Ever increasing CO2 levels in the atmosphere are not only hazardous to life on the planet’s surface, but also to human operations in space. A new study has found that an increase in carbon dioxide in the atmosphere upper levels could push made-made objects orbiting the planet further away from their trajectories, resulting in a faster accumulation of space junk and an increase risk of collusion with valuable satellites.
Carbon dioxide warms the lower atmosphere of Earth, however it works as a coolant at higher altitudes, where it’s not dense enough to recapture the heat that it emits. Thus, in its upper most layers the same build-up causes a cooling effect. So, the thermosphere, the upper-most layer of the atmosphere, begins to contract and in the process reduces the drag effect on satellites, the International Space Station, as well as any other object orbiting this region.
“The observed CO2 increase is expected to gradually result in a cooler, more contracted upper atmosphere and a consequent reduction in the atmospheric drag experienced by satellites,” said a statement from the Naval Research Laboratory, which took part in the study.

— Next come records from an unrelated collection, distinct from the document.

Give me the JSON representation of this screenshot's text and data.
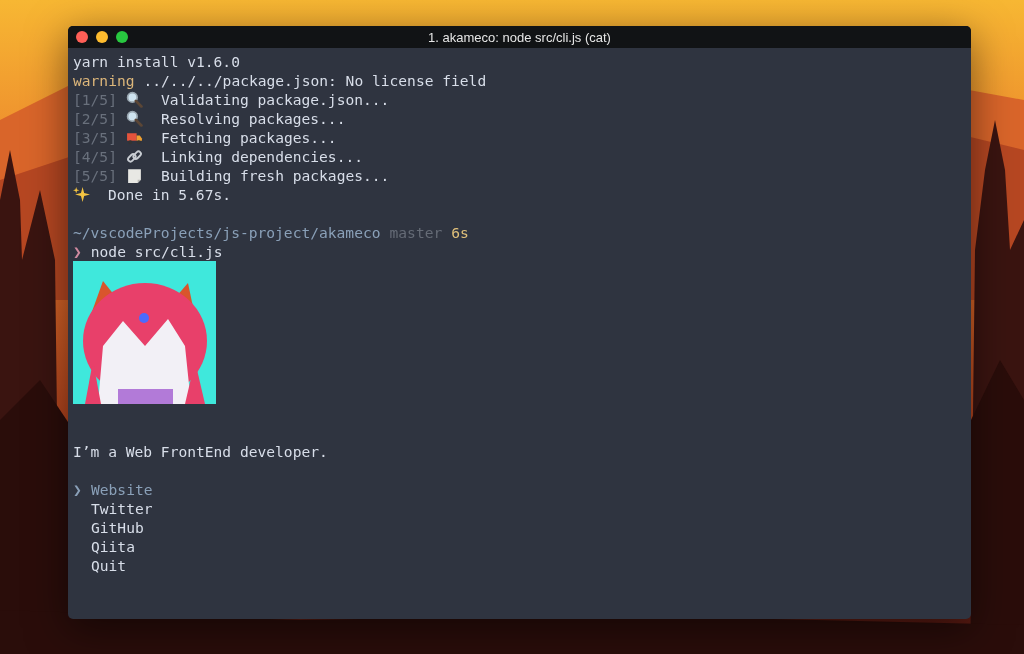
{
  "window": {
    "title": "1. akameco: node src/cli.js (cat)"
  },
  "terminal": {
    "command_header": "yarn install v1.6.0",
    "warning": {
      "label": "warning",
      "text": "../../../package.json: No license field"
    },
    "steps": [
      {
        "counter": "[1/5]",
        "kind": "search",
        "text": "Validating package.json..."
      },
      {
        "counter": "[2/5]",
        "kind": "search",
        "text": "Resolving packages..."
      },
      {
        "counter": "[3/5]",
        "kind": "truck",
        "text": "Fetching packages..."
      },
      {
        "counter": "[4/5]",
        "kind": "link",
        "text": "Linking dependencies..."
      },
      {
        "counter": "[5/5]",
        "kind": "page",
        "text": "Building fresh packages..."
      }
    ],
    "done": {
      "kind": "sparkle",
      "text": "Done in 5.67s."
    },
    "prompt": {
      "path": "~/vscodeProjects/js-project/akameco",
      "branch": "master",
      "duration": "6s",
      "symbol": "❯",
      "command": "node src/cli.js"
    },
    "message": "I’m a Web FrontEnd developer.",
    "menu": {
      "pointer": "❯",
      "items": [
        {
          "label": "Website",
          "selected": true
        },
        {
          "label": "Twitter",
          "selected": false
        },
        {
          "label": "GitHub",
          "selected": false
        },
        {
          "label": "Qiita",
          "selected": false
        },
        {
          "label": "Quit",
          "selected": false
        }
      ]
    }
  }
}
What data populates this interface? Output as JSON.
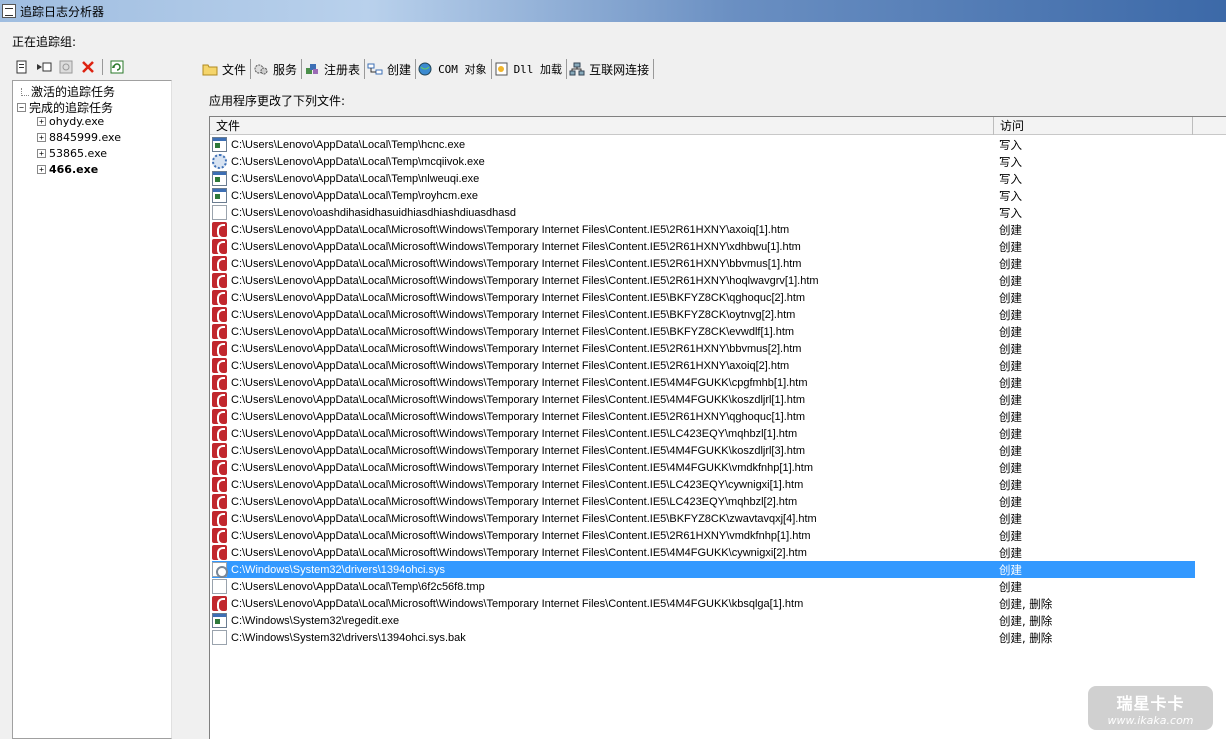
{
  "window": {
    "title": "追踪日志分析器"
  },
  "group_label": "正在追踪组:",
  "left_toolbar": [
    {
      "icon": "new-trace-icon"
    },
    {
      "icon": "start-trace-icon"
    },
    {
      "icon": "stop-trace-icon"
    },
    {
      "icon": "delete-icon"
    },
    {
      "icon": "refresh-icon"
    }
  ],
  "tree": {
    "active": "激活的追踪任务",
    "completed": "完成的追踪任务",
    "tasks": [
      "ohydy.exe",
      "8845999.exe",
      "53865.exe",
      "466.exe"
    ],
    "selected_task": "466.exe"
  },
  "tabs": [
    {
      "label": "文件",
      "icon": "folder-icon"
    },
    {
      "label": "服务",
      "icon": "service-icon"
    },
    {
      "label": "注册表",
      "icon": "registry-icon"
    },
    {
      "label": "创建",
      "icon": "create-icon"
    },
    {
      "label": "COM 对象",
      "icon": "com-icon"
    },
    {
      "label": "Dll 加载",
      "icon": "dll-icon"
    },
    {
      "label": "互联网连接",
      "icon": "network-icon"
    }
  ],
  "section_label": "应用程序更改了下列文件:",
  "columns": {
    "file": "文件",
    "access": "访问"
  },
  "rows": [
    {
      "icon": "exe",
      "file": "C:\\Users\\Lenovo\\AppData\\Local\\Temp\\hcnc.exe",
      "access": "写入"
    },
    {
      "icon": "gear",
      "file": "C:\\Users\\Lenovo\\AppData\\Local\\Temp\\mcqiivok.exe",
      "access": "写入"
    },
    {
      "icon": "exe",
      "file": "C:\\Users\\Lenovo\\AppData\\Local\\Temp\\nlweuqi.exe",
      "access": "写入"
    },
    {
      "icon": "exe",
      "file": "C:\\Users\\Lenovo\\AppData\\Local\\Temp\\royhcm.exe",
      "access": "写入"
    },
    {
      "icon": "blank",
      "file": "C:\\Users\\Lenovo\\oashdihasidhasuidhiasdhiashdiuasdhasd",
      "access": "写入"
    },
    {
      "icon": "htm",
      "file": "C:\\Users\\Lenovo\\AppData\\Local\\Microsoft\\Windows\\Temporary Internet Files\\Content.IE5\\2R61HXNY\\axoiq[1].htm",
      "access": "创建"
    },
    {
      "icon": "htm",
      "file": "C:\\Users\\Lenovo\\AppData\\Local\\Microsoft\\Windows\\Temporary Internet Files\\Content.IE5\\2R61HXNY\\xdhbwu[1].htm",
      "access": "创建"
    },
    {
      "icon": "htm",
      "file": "C:\\Users\\Lenovo\\AppData\\Local\\Microsoft\\Windows\\Temporary Internet Files\\Content.IE5\\2R61HXNY\\bbvmus[1].htm",
      "access": "创建"
    },
    {
      "icon": "htm",
      "file": "C:\\Users\\Lenovo\\AppData\\Local\\Microsoft\\Windows\\Temporary Internet Files\\Content.IE5\\2R61HXNY\\hoqlwavgrv[1].htm",
      "access": "创建"
    },
    {
      "icon": "htm",
      "file": "C:\\Users\\Lenovo\\AppData\\Local\\Microsoft\\Windows\\Temporary Internet Files\\Content.IE5\\BKFYZ8CK\\qghoquc[2].htm",
      "access": "创建"
    },
    {
      "icon": "htm",
      "file": "C:\\Users\\Lenovo\\AppData\\Local\\Microsoft\\Windows\\Temporary Internet Files\\Content.IE5\\BKFYZ8CK\\oytnvg[2].htm",
      "access": "创建"
    },
    {
      "icon": "htm",
      "file": "C:\\Users\\Lenovo\\AppData\\Local\\Microsoft\\Windows\\Temporary Internet Files\\Content.IE5\\BKFYZ8CK\\evwdlf[1].htm",
      "access": "创建"
    },
    {
      "icon": "htm",
      "file": "C:\\Users\\Lenovo\\AppData\\Local\\Microsoft\\Windows\\Temporary Internet Files\\Content.IE5\\2R61HXNY\\bbvmus[2].htm",
      "access": "创建"
    },
    {
      "icon": "htm",
      "file": "C:\\Users\\Lenovo\\AppData\\Local\\Microsoft\\Windows\\Temporary Internet Files\\Content.IE5\\2R61HXNY\\axoiq[2].htm",
      "access": "创建"
    },
    {
      "icon": "htm",
      "file": "C:\\Users\\Lenovo\\AppData\\Local\\Microsoft\\Windows\\Temporary Internet Files\\Content.IE5\\4M4FGUKK\\cpgfmhb[1].htm",
      "access": "创建"
    },
    {
      "icon": "htm",
      "file": "C:\\Users\\Lenovo\\AppData\\Local\\Microsoft\\Windows\\Temporary Internet Files\\Content.IE5\\4M4FGUKK\\koszdljrl[1].htm",
      "access": "创建"
    },
    {
      "icon": "htm",
      "file": "C:\\Users\\Lenovo\\AppData\\Local\\Microsoft\\Windows\\Temporary Internet Files\\Content.IE5\\2R61HXNY\\qghoquc[1].htm",
      "access": "创建"
    },
    {
      "icon": "htm",
      "file": "C:\\Users\\Lenovo\\AppData\\Local\\Microsoft\\Windows\\Temporary Internet Files\\Content.IE5\\LC423EQY\\mqhbzl[1].htm",
      "access": "创建"
    },
    {
      "icon": "htm",
      "file": "C:\\Users\\Lenovo\\AppData\\Local\\Microsoft\\Windows\\Temporary Internet Files\\Content.IE5\\4M4FGUKK\\koszdljrl[3].htm",
      "access": "创建"
    },
    {
      "icon": "htm",
      "file": "C:\\Users\\Lenovo\\AppData\\Local\\Microsoft\\Windows\\Temporary Internet Files\\Content.IE5\\4M4FGUKK\\vmdkfnhp[1].htm",
      "access": "创建"
    },
    {
      "icon": "htm",
      "file": "C:\\Users\\Lenovo\\AppData\\Local\\Microsoft\\Windows\\Temporary Internet Files\\Content.IE5\\LC423EQY\\cywnigxi[1].htm",
      "access": "创建"
    },
    {
      "icon": "htm",
      "file": "C:\\Users\\Lenovo\\AppData\\Local\\Microsoft\\Windows\\Temporary Internet Files\\Content.IE5\\LC423EQY\\mqhbzl[2].htm",
      "access": "创建"
    },
    {
      "icon": "htm",
      "file": "C:\\Users\\Lenovo\\AppData\\Local\\Microsoft\\Windows\\Temporary Internet Files\\Content.IE5\\BKFYZ8CK\\zwavtavqxj[4].htm",
      "access": "创建"
    },
    {
      "icon": "htm",
      "file": "C:\\Users\\Lenovo\\AppData\\Local\\Microsoft\\Windows\\Temporary Internet Files\\Content.IE5\\2R61HXNY\\vmdkfnhp[1].htm",
      "access": "创建"
    },
    {
      "icon": "htm",
      "file": "C:\\Users\\Lenovo\\AppData\\Local\\Microsoft\\Windows\\Temporary Internet Files\\Content.IE5\\4M4FGUKK\\cywnigxi[2].htm",
      "access": "创建"
    },
    {
      "icon": "sys",
      "file": "C:\\Windows\\System32\\drivers\\1394ohci.sys",
      "access": "创建",
      "selected": true
    },
    {
      "icon": "blank",
      "file": "C:\\Users\\Lenovo\\AppData\\Local\\Temp\\6f2c56f8.tmp",
      "access": "创建"
    },
    {
      "icon": "htm",
      "file": "C:\\Users\\Lenovo\\AppData\\Local\\Microsoft\\Windows\\Temporary Internet Files\\Content.IE5\\4M4FGUKK\\kbsqlga[1].htm",
      "access": "创建, 删除"
    },
    {
      "icon": "exe",
      "file": "C:\\Windows\\System32\\regedit.exe",
      "access": "创建, 删除"
    },
    {
      "icon": "blank",
      "file": "C:\\Windows\\System32\\drivers\\1394ohci.sys.bak",
      "access": "创建, 删除"
    }
  ],
  "watermark": {
    "line1": "瑞星卡卡",
    "line2": "www.ikaka.com"
  },
  "colors": {
    "selection": "#3399ff",
    "htm_icon": "#c1272d"
  }
}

This translates in a longer life span for space junk, as more such objects will stay farther out for longer instead of burning up in the lower layers of the atmosphere, closer to Earth. Space debris already consist a very serious issue for operations in space, as hundreds of thousands of space junk debris travel at huge speeds in sub-orbital space, posing a high risk to satellites and manned missions at the International Space Station. A number of solutions have been proposed in order to deal with the issue, however deployment is still far away from becoming reality.
“Consequently, space junk will accumulate at a faster rate and we will see more collisions between space objects as a result,” the report stated. “We will also see many more ‘near-misses’ and these have an important effect on spacecraft operators.”
The scientists estimate that the concentration of carbon near 100 km altitude is increasing at a rate of 23.5 ± 6.3 parts per million per decade – about 10 ppm/decade faster than predicted by upper atmospheric model simulations. On the bright side, the scientists involved in the Atmospheric Chemistry Experiment (ACE), a scientific satellite mission funded primarily by the Canadian Space Agency, claim that the thermosphere contraction means that satellites won’t have to commence re-orbiting operations so often, saving fuel in the process.
Findings were reported in the journal Nature Geoscience.